Buccal Fat Removal
Buccal fat pad removal, also known cheek reduction surgery is designed to create a more sculpted facial contour or chiseled look. The cheek bones are highlighted by buccal fat pad removal reducing the cherubic, soft and round, appearance. Excess buccal fat is usually a hereditary condition that will not respond to weight loss.
Is Buccal Fat Removal for You?
The buccal fat occupies a space between the lining of the mouth and its adjacent muscle, the buccinator muscle, and the overlying muscles of facial expression and subcutaneous fat. This is a space with very little blood supply that is safe and easy to access. The purpose of the buccal fat is to occupy this space and create facial fullness. The volume of buccal fat only changes modestly with weight loss or gain and cannot be eliminated by weight loss.

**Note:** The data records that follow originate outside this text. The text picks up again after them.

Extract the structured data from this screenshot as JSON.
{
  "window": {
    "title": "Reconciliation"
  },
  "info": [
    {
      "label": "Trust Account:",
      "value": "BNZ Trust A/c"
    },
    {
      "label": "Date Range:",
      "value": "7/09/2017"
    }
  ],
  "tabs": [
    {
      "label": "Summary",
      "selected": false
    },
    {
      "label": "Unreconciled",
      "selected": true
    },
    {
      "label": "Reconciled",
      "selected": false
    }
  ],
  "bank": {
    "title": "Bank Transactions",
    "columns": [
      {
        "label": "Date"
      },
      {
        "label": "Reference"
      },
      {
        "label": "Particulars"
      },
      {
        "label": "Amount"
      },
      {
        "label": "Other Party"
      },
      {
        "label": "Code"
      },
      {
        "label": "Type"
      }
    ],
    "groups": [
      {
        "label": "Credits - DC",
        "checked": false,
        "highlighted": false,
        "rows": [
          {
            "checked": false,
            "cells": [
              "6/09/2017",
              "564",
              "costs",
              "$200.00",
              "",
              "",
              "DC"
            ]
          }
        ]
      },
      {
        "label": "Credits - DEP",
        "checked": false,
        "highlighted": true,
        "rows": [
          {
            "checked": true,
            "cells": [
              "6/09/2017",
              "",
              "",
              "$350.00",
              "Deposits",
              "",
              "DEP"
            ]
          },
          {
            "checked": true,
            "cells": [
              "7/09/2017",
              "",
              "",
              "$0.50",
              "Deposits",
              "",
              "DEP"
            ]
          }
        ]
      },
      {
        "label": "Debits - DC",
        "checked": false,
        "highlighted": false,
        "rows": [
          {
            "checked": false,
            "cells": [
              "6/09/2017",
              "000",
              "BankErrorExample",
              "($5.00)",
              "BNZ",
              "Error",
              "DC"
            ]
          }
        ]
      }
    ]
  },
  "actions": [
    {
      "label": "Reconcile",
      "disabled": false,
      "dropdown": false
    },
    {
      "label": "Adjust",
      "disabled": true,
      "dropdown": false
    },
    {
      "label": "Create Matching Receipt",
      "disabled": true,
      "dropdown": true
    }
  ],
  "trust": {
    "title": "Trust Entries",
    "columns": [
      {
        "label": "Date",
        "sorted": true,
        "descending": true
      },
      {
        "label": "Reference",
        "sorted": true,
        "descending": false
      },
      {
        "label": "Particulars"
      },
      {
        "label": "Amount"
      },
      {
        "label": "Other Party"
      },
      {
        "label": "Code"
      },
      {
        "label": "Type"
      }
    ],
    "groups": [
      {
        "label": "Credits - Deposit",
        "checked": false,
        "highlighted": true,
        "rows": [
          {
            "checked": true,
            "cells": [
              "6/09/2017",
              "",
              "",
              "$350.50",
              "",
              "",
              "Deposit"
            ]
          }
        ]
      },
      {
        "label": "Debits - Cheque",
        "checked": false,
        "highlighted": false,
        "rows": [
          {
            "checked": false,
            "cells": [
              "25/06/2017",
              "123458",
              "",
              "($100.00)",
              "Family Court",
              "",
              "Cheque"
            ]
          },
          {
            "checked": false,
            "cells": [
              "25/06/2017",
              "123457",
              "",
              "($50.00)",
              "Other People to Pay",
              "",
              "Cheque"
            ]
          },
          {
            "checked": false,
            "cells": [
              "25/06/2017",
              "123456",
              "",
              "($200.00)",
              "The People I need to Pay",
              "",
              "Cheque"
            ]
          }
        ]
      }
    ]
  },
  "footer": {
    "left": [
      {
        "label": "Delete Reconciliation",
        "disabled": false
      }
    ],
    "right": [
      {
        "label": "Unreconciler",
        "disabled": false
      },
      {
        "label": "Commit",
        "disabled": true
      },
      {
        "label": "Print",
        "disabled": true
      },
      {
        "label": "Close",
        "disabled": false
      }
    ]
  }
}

Making the Decision for Buccal Fat Removal
Buccal fat pad removal is performed through a small incision inside the mouth. This is typically performed under local anesthesia with medications to reduce anxiety and pain. If the patient so desires, it can be for performed under general anesthesia, although this is seldom necessary. The buccal fat is about the size of a golf ball or ping-pong ball. Buccal fat removal can be done in conjunction with other procedures to further enhance the facial contour. The location of buccal fat deep within the face prevents its removal with liposuction.
Understanding the Surgery
Since buccal fat pad removal is minimally invasive it can be performed with a number of other procedures including rhinoplasty, facelift, cheek augmentation, chin augmentation and facial liposuction to reduce the subcutaneous fat of the jaw line and neck.
What to Expect After the Surgery
Recovery from buccal fat pad removal has been consistently uneventful. Because of an incision being made within the mouth the patient is instructed to consume a liquid diet for the first 24 hours after surgery and a soft diet for the first five days. The incision requires no postoperative care and the sutures that are used dissolve on their own eliminating the need for their removal. From five-ten days postoperatively there will be some swelling that causes the appearance to be consistent with the preoperative appearance. After three weeks, the majority of the swelling will have resolved and improvement will be noticeable.